第38話 吸血鬼の館

 薫の命令を受け各々は準備に取り掛かる。蓮と葵は戦闘員を三十人ほど連れて埼玉へと向かい、霧奈と澪准は食料を持って東京の西側へと向かう。瑠華はというと萌香と少し話し合った後に幾人か連れて稲城市へと出発する。


 薫はすでに準備ができていたのか皆んなより一足早く出発すると目的の建物がある群馬へと向かっていた。


◇◆◇◆



 薫が拠点をでてからおよそ15時間が経過した。薫が拠点を出たのが朝早かったために目的の場所に着いたのは夜中を回る前のことだった。


 薫はここに来るまでに最短ルートである直線に来たために木々や畑を迂回することなくそのまま突っ走り、モンスターと出くわせば相手がこちらに気づいた瞬間に殺すという力技で来たのだが、薫は自身の想定よりも遅く着いたことに自分の体の未成熟さを痛感していた。

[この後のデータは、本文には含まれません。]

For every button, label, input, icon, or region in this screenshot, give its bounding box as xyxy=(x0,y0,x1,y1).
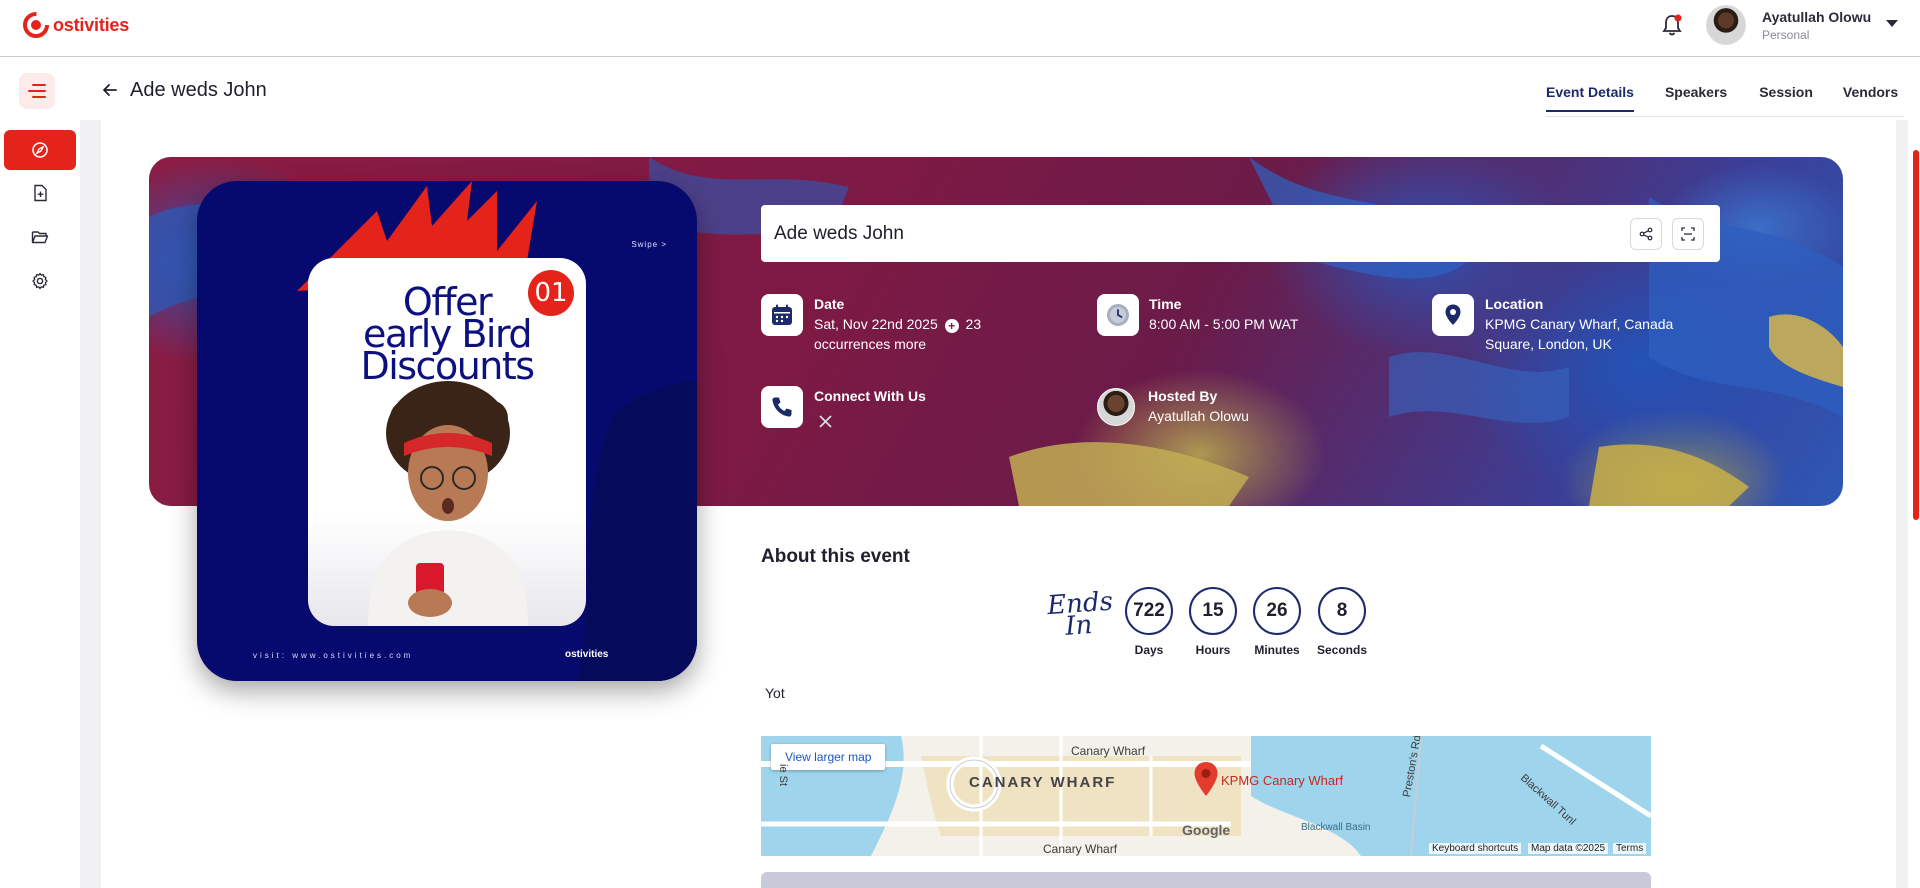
date-icon-box xyxy=(761,294,803,336)
next-section-bar xyxy=(761,872,1651,888)
logo-text: ostivities xyxy=(53,14,130,35)
map-keyboard-shortcuts[interactable]: Keyboard shortcuts xyxy=(1429,843,1522,854)
countdown-minutes: 26 xyxy=(1253,587,1301,635)
back-arrow-icon[interactable] xyxy=(100,80,120,100)
chevron-down-icon[interactable] xyxy=(1886,20,1898,27)
time-value: 8:00 AM - 5:00 PM WAT xyxy=(1149,316,1299,332)
content-panel-right-edge xyxy=(1896,120,1908,888)
poster-footer-website: visit: www.ostivities.com xyxy=(253,651,414,660)
countdown-days: 722 xyxy=(1125,587,1173,635)
map-pin-icon[interactable] xyxy=(1193,761,1219,797)
plus-circle-icon[interactable]: + xyxy=(944,319,959,333)
location-pin-icon xyxy=(1445,304,1461,325)
share-button[interactable] xyxy=(1630,218,1662,250)
tabs-underline xyxy=(1546,116,1904,117)
event-title-card: Ade weds John xyxy=(761,205,1720,262)
notification-bell-icon[interactable] xyxy=(1660,13,1684,39)
location-map[interactable]: View larger map Canary Wharf CANARY WHAR… xyxy=(761,736,1651,856)
tab-event-details[interactable]: Event Details xyxy=(1546,84,1634,112)
countdown-minutes-label: Minutes xyxy=(1254,643,1300,657)
hosted-value[interactable]: Ayatullah Olowu xyxy=(1148,406,1249,426)
time-icon-box xyxy=(1097,294,1139,336)
countdown-days-label: Days xyxy=(1134,643,1164,657)
sidebar-item-create[interactable] xyxy=(28,181,52,205)
date-label: Date xyxy=(814,296,845,312)
host-avatar[interactable] xyxy=(1097,388,1135,426)
location-icon-box xyxy=(1432,294,1474,336)
date-value: Sat, Nov 22nd 2025 xyxy=(814,316,938,332)
scan-icon xyxy=(1681,227,1695,241)
event-title: Ade weds John xyxy=(774,223,904,244)
top-header: ostivities Ayatullah Olowu Personal xyxy=(0,0,1920,57)
about-title: About this event xyxy=(761,546,910,567)
scrollbar-thumb[interactable] xyxy=(1913,150,1919,520)
map-street-label: ie St xyxy=(777,764,789,787)
event-poster-image: Swipe > 01 Offer early Bird Discounts vi… xyxy=(197,181,697,681)
google-logo: Google xyxy=(1182,822,1231,838)
tab-session[interactable]: Session xyxy=(1759,84,1813,112)
sidebar-item-folders[interactable] xyxy=(28,225,52,249)
poster-woman-illustration xyxy=(368,381,528,626)
countdown-seconds: 8 xyxy=(1318,587,1366,635)
logo-swirl-icon xyxy=(23,12,49,38)
countdown-hours: 15 xyxy=(1189,587,1237,635)
gear-icon xyxy=(32,272,48,290)
date-value-block: Sat, Nov 22nd 2025 + 23 occurrences more xyxy=(814,314,994,354)
map-area-label: CANARY WHARF xyxy=(969,774,1117,791)
map-station-top: Canary Wharf xyxy=(1071,744,1146,758)
event-tabs: Event Details Speakers Session Vendors xyxy=(1546,84,1898,112)
event-description: Yot xyxy=(765,685,785,701)
tab-speakers[interactable]: Speakers xyxy=(1665,84,1727,112)
hosted-label: Hosted By xyxy=(1148,388,1218,404)
sidebar-item-discover[interactable] xyxy=(4,130,76,170)
poster-card: 01 Offer early Bird Discounts xyxy=(308,258,586,626)
countdown-hours-label: Hours xyxy=(1195,643,1231,657)
ends-in-script: Ends In xyxy=(1046,586,1114,642)
user-avatar[interactable] xyxy=(1706,5,1746,45)
sidebar-item-settings[interactable] xyxy=(28,269,52,293)
share-icon xyxy=(1639,227,1653,241)
user-role: Personal xyxy=(1762,28,1810,42)
map-basin-label: Blackwall Basin xyxy=(1301,822,1371,833)
page-title: Ade weds John xyxy=(130,79,267,101)
map-terms-link[interactable]: Terms xyxy=(1613,843,1647,854)
connect-label: Connect With Us xyxy=(814,388,926,404)
clock-icon xyxy=(1107,304,1129,326)
folder-open-icon xyxy=(31,231,49,244)
content-panel-left-edge xyxy=(80,120,101,888)
poster-footer-brand: ostivities xyxy=(565,649,609,660)
poster-swipe-text: Swipe > xyxy=(631,240,667,249)
compass-icon xyxy=(32,142,48,158)
add-document-icon xyxy=(34,184,47,202)
calendar-icon xyxy=(772,304,792,325)
hamburger-icon xyxy=(28,84,46,98)
scan-button[interactable] xyxy=(1672,218,1704,250)
connect-icon-box xyxy=(761,386,803,428)
ostivities-logo[interactable]: ostivities xyxy=(22,11,129,39)
phone-icon xyxy=(772,397,792,417)
countdown-seconds-label: Seconds xyxy=(1316,643,1367,657)
time-label: Time xyxy=(1149,296,1182,312)
location-label: Location xyxy=(1485,296,1544,312)
tab-vendors[interactable]: Vendors xyxy=(1843,84,1898,112)
hamburger-menu-button[interactable] xyxy=(19,73,55,109)
x-twitter-icon[interactable] xyxy=(819,415,832,428)
user-name: Ayatullah Olowu xyxy=(1762,9,1872,25)
location-value[interactable]: KPMG Canary Wharf, Canada Square, London… xyxy=(1485,314,1685,354)
map-data-credit: Map data ©2025 xyxy=(1528,843,1609,854)
map-pin-label: KPMG Canary Wharf xyxy=(1221,773,1344,788)
map-station-bottom: Canary Wharf xyxy=(1043,842,1118,856)
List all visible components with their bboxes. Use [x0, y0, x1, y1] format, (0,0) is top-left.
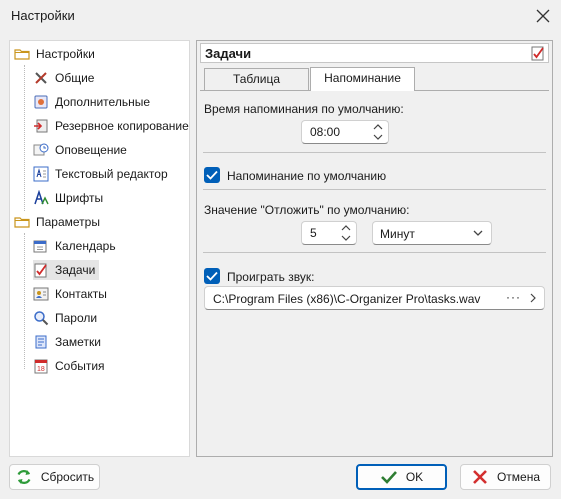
title-bar: Настройки: [0, 0, 561, 32]
tree-group-settings[interactable]: Настройки: [14, 44, 95, 64]
tree-guide-line: [24, 233, 25, 369]
tree-item-notes[interactable]: Заметки: [33, 332, 101, 352]
tree-item-tasks[interactable]: Задачи: [33, 260, 100, 280]
settings-tree: Настройки Общие Дополнительные Резервное…: [9, 40, 190, 457]
tree-group-label: Настройки: [36, 47, 95, 61]
tree-item-contacts[interactable]: Контакты: [33, 284, 107, 304]
font-icon: [34, 190, 49, 205]
advanced-settings-icon: [34, 95, 48, 109]
window-title: Настройки: [11, 8, 75, 23]
tree-item-backup[interactable]: Резервное копирование: [33, 116, 189, 136]
default-reminder-checkbox[interactable]: [204, 167, 220, 183]
sound-file-field[interactable]: C:\Program Files (x86)\C-Organizer Pro\t…: [204, 286, 545, 310]
tools-icon: [35, 72, 47, 84]
cross-icon: [473, 470, 487, 484]
snooze-unit-value: Минут: [380, 227, 415, 241]
svg-text:18: 18: [37, 366, 45, 373]
play-sound-label[interactable]: Проиграть звук:: [227, 270, 314, 284]
backup-icon: [34, 119, 48, 133]
folder-icon: [14, 49, 30, 60]
tree-item-label: Текстовый редактор: [55, 167, 168, 181]
tree-group-label: Параметры: [36, 215, 100, 229]
panel-header: Задачи: [200, 43, 549, 63]
reminder-time-label: Время напоминания по умолчанию:: [204, 102, 404, 116]
tree-item-label: Общие: [55, 71, 95, 85]
tree-item-advanced[interactable]: Дополнительные: [33, 92, 150, 112]
snooze-label: Значение "Отложить" по умолчанию:: [204, 203, 410, 217]
cancel-label: Отмена: [496, 470, 541, 484]
tree-item-notification[interactable]: Оповещение: [33, 140, 127, 160]
reset-button[interactable]: Сбросить: [9, 464, 100, 490]
tree-item-text-editor[interactable]: Текстовый редактор: [33, 164, 168, 184]
reminder-time-stepper[interactable]: 08:00: [301, 120, 389, 144]
sound-file-path: C:\Program Files (x86)\C-Organizer Pro\t…: [213, 292, 481, 306]
tree-item-label: Пароли: [55, 311, 98, 325]
tree-item-label: Заметки: [55, 335, 101, 349]
notes-icon: [35, 335, 47, 349]
tasks-icon: [34, 263, 47, 278]
default-reminder-label[interactable]: Напоминание по умолчанию: [227, 169, 386, 183]
calendar-icon: [33, 240, 47, 253]
snooze-unit-select[interactable]: Минут: [372, 221, 492, 245]
tree-item-label: Шрифты: [55, 191, 104, 205]
spin-arrows-icon[interactable]: [340, 224, 352, 242]
tree-group-parameters[interactable]: Параметры: [14, 212, 100, 232]
ok-label: OK: [405, 470, 424, 484]
chevron-down-icon: [473, 230, 483, 236]
separator: [203, 152, 546, 153]
reminder-time-value: 08:00: [310, 125, 341, 139]
tab-label: Напоминание: [324, 71, 401, 85]
check-icon: [206, 271, 218, 281]
reset-label: Сбросить: [40, 470, 95, 484]
chevron-right-icon[interactable]: [530, 293, 536, 303]
tree-item-label: События: [55, 359, 105, 373]
tab-reminder[interactable]: Напоминание: [310, 67, 415, 91]
refresh-icon: [17, 470, 31, 484]
folder-icon: [14, 217, 30, 228]
tree-item-events[interactable]: 18 События: [33, 356, 105, 376]
tab-label: Таблица: [232, 72, 281, 86]
spin-arrows-icon[interactable]: [372, 123, 384, 141]
tasks-icon: [531, 46, 544, 61]
separator: [203, 189, 546, 190]
contacts-icon: [33, 287, 49, 301]
tree-item-label: Оповещение: [55, 143, 127, 157]
tree-item-passwords[interactable]: Пароли: [33, 308, 97, 328]
tree-item-label: Дополнительные: [55, 95, 150, 109]
text-editor-icon: [33, 166, 49, 182]
browse-button[interactable]: ···: [506, 290, 521, 304]
tree-item-calendar[interactable]: Календарь: [33, 236, 116, 256]
tree-item-general[interactable]: Общие: [33, 68, 94, 88]
password-search-icon: [34, 311, 49, 326]
cancel-button[interactable]: Отмена: [460, 464, 551, 490]
events-calendar-icon: 18: [34, 359, 48, 374]
separator: [203, 252, 546, 253]
tree-item-label: Задачи: [55, 263, 96, 277]
tree-item-fonts[interactable]: Шрифты: [33, 188, 103, 208]
snooze-stepper[interactable]: 5: [301, 221, 357, 245]
tree-guide-line: [24, 65, 25, 211]
play-sound-checkbox[interactable]: [204, 268, 220, 284]
close-icon[interactable]: [533, 6, 553, 26]
check-icon: [206, 170, 218, 180]
tree-item-label: Резервное копирование: [55, 119, 189, 133]
ok-button[interactable]: OK: [356, 464, 447, 490]
tree-item-label: Контакты: [55, 287, 107, 301]
panel-title: Задачи: [205, 46, 252, 61]
checkmark-icon: [380, 471, 397, 484]
tree-item-label: Календарь: [55, 239, 116, 253]
clock-icon: [33, 143, 49, 156]
snooze-value: 5: [310, 226, 317, 240]
tab-table[interactable]: Таблица: [204, 68, 309, 90]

 薫は自身の右手を見つめながら拳を作っては開いてを繰り返していた。


 どれほど続けていただろうか。薫はポケットから取り出したスマホを確認しているとようやくその時間がやってきた。


 スマホの時計が0時を表した時、先ほどまで何もなかったはずの大きく抉られた地面の上にぽつりと古びた館が現れる。


 薫はそれを確認すると館へと足を進める。


 ボロボロになった門を軽く押すとギギギギギと音を立ててそのまま大きく開く。そしてその足は一歩一歩敷地内へと入っていく。玄関の扉には鍵がかかっていたために鉄でできた扉をそのまま拳で破壊すると館中に響き渡るようにして倒れ、床に溜まっていた埃が舞う。


 空中に舞う埃から口元と鼻を庇うようにしながらそのまま中へと入って行き、たくさんある全ての部屋を無視してそのまま奥へ奥へと足を進める。